Were you already a physician when you started to experience your own forms of pain?
I was. I had just graduated from my internal medicine and general psychiatry residency, and I had started my first job.
What kind of symptoms were you experiencing?
Well, it started off with what was billed as a computer injury - a repetitive strain injury. I was at work one day, I had just started this job, and I was under tremendous amounts of stress. I also didn’t like the job. As I was typing one day, I experienced very acute, sharp pain in my left elbow. That persisted, and turned into numbness, tingling, paresthesias, subjective weakness. About a month later, the exact same symptom occurred in the other elbow.
The problem with this symptom was that my department in outpatient internal medicine had just piloted the electronic medical records program for this medical center, and there was a tremendous amount of typing that I had to do … this prevented me from using the computer, which meant that I couldn’t do my job.
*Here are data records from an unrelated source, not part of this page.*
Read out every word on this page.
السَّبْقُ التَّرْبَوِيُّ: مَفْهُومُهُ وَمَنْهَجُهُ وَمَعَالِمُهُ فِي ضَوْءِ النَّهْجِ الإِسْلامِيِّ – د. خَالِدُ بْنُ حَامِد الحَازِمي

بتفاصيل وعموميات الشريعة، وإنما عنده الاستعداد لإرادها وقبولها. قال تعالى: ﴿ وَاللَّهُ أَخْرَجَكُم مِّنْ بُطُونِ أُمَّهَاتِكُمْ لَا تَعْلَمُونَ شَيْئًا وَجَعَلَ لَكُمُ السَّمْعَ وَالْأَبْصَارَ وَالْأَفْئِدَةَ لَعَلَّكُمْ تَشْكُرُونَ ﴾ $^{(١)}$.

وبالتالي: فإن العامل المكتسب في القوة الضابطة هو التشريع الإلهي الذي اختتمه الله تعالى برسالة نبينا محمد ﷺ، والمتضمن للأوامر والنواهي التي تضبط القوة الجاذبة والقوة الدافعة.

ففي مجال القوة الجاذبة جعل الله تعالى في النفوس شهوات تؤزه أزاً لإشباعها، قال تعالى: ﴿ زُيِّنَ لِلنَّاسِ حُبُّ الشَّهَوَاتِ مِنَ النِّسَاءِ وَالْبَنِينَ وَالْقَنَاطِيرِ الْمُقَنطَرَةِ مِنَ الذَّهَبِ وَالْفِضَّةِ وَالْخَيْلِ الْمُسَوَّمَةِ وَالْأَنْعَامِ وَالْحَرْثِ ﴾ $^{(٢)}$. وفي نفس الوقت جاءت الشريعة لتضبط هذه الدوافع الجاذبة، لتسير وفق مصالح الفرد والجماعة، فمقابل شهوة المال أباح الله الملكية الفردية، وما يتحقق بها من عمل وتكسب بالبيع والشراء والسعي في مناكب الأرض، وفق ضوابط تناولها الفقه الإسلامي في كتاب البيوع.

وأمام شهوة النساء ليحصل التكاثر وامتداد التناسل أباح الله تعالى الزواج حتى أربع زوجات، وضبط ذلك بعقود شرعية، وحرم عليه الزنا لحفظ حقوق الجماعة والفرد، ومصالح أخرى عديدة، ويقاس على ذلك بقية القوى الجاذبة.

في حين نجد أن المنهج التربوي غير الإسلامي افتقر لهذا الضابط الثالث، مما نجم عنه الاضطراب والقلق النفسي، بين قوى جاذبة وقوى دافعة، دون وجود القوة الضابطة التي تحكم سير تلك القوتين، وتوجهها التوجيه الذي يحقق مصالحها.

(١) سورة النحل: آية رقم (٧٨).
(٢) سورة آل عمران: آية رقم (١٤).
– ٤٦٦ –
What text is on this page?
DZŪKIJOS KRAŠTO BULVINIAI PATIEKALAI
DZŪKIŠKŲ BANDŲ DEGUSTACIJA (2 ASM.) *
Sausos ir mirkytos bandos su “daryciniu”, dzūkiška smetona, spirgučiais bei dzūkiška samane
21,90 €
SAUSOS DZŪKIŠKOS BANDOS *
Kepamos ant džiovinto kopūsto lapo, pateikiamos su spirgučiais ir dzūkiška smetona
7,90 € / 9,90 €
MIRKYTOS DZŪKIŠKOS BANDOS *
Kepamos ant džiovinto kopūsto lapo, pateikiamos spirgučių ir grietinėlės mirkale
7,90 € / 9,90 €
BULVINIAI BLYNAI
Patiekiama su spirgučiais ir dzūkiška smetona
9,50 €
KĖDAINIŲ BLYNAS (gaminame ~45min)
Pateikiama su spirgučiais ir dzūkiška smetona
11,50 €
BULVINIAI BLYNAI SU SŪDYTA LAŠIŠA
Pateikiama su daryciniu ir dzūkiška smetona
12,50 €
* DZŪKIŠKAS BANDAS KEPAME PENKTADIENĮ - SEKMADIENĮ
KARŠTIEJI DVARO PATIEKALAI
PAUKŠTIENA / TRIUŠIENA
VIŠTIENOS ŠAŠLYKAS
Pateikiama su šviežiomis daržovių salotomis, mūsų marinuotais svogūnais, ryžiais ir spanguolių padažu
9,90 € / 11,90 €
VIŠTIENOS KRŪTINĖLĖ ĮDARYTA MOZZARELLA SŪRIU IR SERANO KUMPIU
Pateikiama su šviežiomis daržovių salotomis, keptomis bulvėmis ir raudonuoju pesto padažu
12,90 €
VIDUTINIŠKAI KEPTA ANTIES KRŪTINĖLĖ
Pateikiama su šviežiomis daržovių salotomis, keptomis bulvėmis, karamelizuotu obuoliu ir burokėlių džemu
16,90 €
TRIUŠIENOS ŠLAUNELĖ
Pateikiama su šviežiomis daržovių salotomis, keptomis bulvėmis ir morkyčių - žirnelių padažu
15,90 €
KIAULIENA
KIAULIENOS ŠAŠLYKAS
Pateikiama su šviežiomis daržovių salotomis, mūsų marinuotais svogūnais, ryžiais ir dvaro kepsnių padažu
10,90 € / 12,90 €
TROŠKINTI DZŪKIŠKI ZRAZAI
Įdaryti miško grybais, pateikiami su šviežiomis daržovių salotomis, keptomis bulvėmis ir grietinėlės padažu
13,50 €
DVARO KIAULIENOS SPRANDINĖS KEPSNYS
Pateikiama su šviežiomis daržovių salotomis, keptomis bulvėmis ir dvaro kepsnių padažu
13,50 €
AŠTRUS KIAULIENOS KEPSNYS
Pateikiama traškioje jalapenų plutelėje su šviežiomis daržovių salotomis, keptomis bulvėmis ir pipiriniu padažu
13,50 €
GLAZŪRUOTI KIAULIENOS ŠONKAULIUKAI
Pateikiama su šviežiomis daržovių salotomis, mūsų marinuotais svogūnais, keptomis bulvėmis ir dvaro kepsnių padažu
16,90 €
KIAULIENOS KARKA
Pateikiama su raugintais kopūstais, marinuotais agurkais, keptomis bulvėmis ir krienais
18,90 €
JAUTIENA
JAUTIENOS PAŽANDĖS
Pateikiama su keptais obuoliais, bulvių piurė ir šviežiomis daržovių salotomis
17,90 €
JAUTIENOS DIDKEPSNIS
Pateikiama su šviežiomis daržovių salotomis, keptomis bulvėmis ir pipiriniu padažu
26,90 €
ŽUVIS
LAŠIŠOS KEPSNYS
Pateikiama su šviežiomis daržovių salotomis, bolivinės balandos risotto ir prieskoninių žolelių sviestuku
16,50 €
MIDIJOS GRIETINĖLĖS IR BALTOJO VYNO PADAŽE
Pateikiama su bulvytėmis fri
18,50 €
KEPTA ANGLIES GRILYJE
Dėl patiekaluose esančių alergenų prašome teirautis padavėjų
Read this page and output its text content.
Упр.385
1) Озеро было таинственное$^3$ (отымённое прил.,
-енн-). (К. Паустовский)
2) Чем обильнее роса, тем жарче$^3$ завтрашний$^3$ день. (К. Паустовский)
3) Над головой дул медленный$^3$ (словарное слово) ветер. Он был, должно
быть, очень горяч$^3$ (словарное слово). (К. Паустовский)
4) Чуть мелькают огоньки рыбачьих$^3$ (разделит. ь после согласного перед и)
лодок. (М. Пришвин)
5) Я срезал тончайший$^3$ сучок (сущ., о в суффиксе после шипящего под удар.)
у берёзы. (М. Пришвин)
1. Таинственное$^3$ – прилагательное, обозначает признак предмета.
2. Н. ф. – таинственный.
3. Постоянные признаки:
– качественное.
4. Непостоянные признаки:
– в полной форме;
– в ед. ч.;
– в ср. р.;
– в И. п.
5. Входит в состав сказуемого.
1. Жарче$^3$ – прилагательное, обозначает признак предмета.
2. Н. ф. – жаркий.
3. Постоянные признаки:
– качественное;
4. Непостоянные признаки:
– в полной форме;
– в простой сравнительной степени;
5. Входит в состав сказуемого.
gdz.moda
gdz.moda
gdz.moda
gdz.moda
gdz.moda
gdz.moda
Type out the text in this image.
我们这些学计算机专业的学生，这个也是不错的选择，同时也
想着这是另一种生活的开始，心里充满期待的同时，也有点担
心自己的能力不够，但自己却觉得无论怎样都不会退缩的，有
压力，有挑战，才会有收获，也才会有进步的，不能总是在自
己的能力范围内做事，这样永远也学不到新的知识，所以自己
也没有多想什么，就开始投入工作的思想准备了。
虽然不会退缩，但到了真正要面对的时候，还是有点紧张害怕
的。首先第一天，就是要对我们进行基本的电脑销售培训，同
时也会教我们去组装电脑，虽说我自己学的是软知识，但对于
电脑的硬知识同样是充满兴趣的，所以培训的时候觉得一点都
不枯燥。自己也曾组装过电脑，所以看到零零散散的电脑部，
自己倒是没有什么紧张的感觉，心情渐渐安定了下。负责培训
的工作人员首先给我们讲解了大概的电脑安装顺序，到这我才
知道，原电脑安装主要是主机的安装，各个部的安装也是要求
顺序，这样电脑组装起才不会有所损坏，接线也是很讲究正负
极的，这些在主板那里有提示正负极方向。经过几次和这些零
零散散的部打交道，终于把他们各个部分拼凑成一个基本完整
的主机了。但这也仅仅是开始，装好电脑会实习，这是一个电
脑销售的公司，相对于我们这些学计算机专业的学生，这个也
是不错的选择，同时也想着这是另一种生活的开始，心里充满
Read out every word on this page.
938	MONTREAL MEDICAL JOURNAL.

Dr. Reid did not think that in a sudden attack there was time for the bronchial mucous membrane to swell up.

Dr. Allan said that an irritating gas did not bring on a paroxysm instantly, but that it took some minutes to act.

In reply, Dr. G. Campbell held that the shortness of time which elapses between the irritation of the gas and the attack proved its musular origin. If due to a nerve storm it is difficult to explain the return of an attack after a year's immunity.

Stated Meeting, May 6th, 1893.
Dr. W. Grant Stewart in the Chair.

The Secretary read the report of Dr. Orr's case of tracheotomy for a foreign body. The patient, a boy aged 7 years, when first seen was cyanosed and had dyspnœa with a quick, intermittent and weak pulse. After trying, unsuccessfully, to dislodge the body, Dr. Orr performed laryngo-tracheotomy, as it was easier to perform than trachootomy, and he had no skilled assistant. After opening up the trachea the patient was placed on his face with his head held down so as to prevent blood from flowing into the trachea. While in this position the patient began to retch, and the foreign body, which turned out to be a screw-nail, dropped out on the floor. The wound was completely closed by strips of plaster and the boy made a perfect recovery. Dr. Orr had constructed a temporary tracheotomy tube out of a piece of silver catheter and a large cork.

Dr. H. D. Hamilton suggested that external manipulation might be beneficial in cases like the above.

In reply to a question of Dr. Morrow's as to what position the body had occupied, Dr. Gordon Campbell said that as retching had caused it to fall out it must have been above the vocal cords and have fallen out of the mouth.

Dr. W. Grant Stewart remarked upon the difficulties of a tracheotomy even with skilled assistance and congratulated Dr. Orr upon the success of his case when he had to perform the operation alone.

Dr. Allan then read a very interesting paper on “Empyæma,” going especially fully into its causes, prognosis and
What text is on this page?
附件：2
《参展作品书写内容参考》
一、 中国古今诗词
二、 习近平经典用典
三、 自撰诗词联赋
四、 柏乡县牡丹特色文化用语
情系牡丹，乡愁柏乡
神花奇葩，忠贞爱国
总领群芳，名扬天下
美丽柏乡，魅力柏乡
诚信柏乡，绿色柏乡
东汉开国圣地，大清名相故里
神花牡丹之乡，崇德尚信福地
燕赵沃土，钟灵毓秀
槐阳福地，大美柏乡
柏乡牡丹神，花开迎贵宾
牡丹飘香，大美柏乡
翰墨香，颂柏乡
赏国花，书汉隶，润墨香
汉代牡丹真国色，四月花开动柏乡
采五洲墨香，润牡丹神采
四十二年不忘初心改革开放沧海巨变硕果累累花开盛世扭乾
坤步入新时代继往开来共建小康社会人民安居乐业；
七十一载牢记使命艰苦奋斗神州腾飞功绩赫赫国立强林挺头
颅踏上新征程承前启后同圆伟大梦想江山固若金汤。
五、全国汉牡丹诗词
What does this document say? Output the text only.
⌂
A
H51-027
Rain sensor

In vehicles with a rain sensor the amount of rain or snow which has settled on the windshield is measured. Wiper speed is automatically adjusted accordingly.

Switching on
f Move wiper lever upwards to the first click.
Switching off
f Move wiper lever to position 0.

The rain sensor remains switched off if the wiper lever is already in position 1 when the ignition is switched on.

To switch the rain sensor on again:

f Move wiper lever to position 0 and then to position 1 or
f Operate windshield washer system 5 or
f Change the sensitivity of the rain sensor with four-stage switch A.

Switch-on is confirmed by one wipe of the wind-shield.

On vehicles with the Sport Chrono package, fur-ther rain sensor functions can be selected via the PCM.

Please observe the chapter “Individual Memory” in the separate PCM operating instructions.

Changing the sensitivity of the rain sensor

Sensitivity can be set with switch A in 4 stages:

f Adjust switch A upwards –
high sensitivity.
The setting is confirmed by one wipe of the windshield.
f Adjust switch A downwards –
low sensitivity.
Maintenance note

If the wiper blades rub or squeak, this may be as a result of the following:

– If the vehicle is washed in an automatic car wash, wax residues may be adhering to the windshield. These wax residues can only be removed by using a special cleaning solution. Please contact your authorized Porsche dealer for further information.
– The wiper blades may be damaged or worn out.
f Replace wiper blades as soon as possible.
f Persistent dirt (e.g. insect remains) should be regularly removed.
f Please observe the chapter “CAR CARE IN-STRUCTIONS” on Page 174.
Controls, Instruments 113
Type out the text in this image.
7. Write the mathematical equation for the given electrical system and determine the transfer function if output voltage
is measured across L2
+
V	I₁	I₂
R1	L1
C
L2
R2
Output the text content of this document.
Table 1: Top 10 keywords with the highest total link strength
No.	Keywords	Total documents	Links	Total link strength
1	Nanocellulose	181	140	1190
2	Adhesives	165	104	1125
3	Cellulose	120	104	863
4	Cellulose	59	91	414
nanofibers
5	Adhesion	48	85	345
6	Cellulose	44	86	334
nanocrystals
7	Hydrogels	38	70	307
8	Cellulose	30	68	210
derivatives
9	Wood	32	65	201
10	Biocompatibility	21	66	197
Were you trying to self-diagnose at all during this time?
Absolutely, and especially as the pain progressed to other parts of my body because I had been trained in both internal medicine and psychiatry, I was double boarded at the time, so I should have been perfectly suited to diagnose myself and figure out what was wrong.
Were you stumped, or did you have an inkling that this had something to do with stress?
That is really an important part of my experience… despite being highly trained to understand both the mind and the body, I had no idea for the 10 years of my chronic pain that my mind was causing these symptoms. That had never been suggested to me in medical school or residency, or even in my recovery. Some people had said “well stress can worsen your pain symptoms” and I wasn’t even sure of that, but I was willing to accept it. But that still wasn’t an adequate solution for me. I wanted to know what was causing my pain, I didn’t care what was worsening it. I wanted my life back, and I wanted the pain to go away. The whole time, I was completely perplexed. I was searching for some genetic muscle disorder, or something unknown because no one could give me an answer.
This went on for 10 years… tell me about that progression.
It started out with the bilateral forearm pain and subjective weakness, and then it spread over months and years to neck pain, shoulder pain, jaw pain, hyperacousis - sound sensitivity where the slightest noises became painful to my ear, I had multiple cracked teeth, headaches, muscle spasms, all kinds of musculoskeltal pains and strains, rectal muscle spasm (which had earlier been diagnosed as endometriosis), skin rashes, multiple food sensitivities, hand tremors. By about the 8th or 9th year, I developed severe anxiety and panic attacks which were truly terrifying and disabling. Even though I was a psychiatrist, I really did not have an appreciation for how terrifying severe anxiety and panic attacks are until I developed them myself.